Gini Garcia created the glass sculptures in the office. Gini is a local glass artist with an international reputation. She comes from a medical family and delighted in the challenge of the project. She has a glass blowing studio behind the restaurant Azuca in downtown San Antonio.
The shelves which face Jones Maltsberger contain a variety of objects. The top shelf has two goblets which represent socialization. Human beings don’t exist in a vacuum. Hermits aren’t healthy and we need a social life in order to be healthy. The shelf below has glass bar bells which represent exercise. Exercise is critical to achieving and maintaining health. A solitary apple fills the second shelf. This goes to the old maxim of prevention, “An apple a day keeps the doctor away”. The bottom shelf contains a glass bowl filled with fruit. Proper diet is an essential component to health.

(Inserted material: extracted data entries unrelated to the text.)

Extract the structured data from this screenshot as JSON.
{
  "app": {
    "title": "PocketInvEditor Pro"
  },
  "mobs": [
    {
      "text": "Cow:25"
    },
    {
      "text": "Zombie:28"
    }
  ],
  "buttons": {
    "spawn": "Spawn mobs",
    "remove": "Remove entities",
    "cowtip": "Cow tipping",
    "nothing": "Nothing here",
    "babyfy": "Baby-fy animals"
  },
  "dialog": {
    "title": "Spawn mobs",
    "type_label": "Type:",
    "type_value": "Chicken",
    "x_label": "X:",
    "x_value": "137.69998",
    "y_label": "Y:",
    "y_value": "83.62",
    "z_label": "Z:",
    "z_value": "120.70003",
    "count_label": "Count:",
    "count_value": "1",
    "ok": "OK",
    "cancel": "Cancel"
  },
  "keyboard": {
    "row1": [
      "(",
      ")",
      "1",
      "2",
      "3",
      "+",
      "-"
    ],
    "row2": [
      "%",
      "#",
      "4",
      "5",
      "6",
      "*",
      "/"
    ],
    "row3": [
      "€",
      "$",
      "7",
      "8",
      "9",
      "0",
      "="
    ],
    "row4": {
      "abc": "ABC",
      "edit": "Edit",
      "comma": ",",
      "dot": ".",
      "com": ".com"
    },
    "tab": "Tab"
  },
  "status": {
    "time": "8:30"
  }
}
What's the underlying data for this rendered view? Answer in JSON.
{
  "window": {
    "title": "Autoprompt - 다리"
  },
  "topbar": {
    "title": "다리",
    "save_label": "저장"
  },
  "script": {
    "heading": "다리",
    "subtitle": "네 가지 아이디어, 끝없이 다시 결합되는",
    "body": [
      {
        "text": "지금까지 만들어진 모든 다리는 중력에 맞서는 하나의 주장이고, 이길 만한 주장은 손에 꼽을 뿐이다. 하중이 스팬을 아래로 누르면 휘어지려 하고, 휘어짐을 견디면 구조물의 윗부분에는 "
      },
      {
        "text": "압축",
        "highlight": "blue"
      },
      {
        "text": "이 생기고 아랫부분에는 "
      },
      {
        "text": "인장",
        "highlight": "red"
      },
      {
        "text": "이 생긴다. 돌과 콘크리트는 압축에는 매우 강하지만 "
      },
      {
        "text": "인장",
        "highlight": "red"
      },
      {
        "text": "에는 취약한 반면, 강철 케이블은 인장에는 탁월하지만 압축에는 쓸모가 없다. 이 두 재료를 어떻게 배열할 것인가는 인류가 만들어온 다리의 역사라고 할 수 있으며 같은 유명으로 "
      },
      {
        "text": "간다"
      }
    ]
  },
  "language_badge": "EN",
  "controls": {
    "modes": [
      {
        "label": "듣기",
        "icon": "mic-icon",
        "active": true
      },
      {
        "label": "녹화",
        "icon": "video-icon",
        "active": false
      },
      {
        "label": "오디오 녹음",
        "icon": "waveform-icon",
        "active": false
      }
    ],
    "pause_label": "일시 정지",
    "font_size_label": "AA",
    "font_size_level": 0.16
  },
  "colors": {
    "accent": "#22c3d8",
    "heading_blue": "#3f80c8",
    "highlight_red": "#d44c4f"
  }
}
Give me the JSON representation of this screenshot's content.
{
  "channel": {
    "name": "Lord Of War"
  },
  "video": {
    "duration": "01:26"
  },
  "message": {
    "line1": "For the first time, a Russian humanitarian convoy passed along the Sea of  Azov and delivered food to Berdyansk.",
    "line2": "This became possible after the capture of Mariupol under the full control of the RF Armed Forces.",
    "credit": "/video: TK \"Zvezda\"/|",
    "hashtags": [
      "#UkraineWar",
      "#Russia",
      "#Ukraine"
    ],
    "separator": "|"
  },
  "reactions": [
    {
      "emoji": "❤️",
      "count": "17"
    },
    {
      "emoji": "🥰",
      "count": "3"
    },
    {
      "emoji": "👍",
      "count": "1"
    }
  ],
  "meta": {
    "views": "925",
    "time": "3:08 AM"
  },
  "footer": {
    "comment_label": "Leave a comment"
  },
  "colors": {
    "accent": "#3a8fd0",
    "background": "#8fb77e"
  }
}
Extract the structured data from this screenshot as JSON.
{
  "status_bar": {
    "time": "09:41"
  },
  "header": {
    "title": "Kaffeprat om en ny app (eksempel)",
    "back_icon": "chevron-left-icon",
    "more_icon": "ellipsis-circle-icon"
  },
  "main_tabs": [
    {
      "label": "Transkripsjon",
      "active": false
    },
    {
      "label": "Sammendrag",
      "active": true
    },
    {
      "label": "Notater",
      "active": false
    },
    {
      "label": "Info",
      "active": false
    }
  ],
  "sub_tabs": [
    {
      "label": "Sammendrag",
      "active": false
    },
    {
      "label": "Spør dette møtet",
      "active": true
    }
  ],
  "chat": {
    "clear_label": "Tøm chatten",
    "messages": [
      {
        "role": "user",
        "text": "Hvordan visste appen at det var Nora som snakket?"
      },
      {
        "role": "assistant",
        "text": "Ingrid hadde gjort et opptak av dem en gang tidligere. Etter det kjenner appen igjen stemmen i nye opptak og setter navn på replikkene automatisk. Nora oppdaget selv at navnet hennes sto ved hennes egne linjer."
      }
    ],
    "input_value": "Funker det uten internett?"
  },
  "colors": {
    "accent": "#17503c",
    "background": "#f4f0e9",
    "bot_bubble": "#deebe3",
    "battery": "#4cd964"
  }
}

Recessed in niches in the North wall of the reception room are glass organs: they are illuminated by a fiber optics systems which causes them to constantly change color. Sometimes they seem to pulse with life.
The final object is a beautiful bi-colored vase filled with flowers. It represents health. This is the goal, the end result of a healthy lifestyle. It also symbolized the inexhaustible wish-fulfilling treasure of enlightenment.
Opposite the glass sculptures are four watercolor paintings by Overland Partners architect, Tim Blonkvist. These works parallel Gini’s in their content and are inspired by the works of America’s foremost medical illustrator, the late Frank Netter.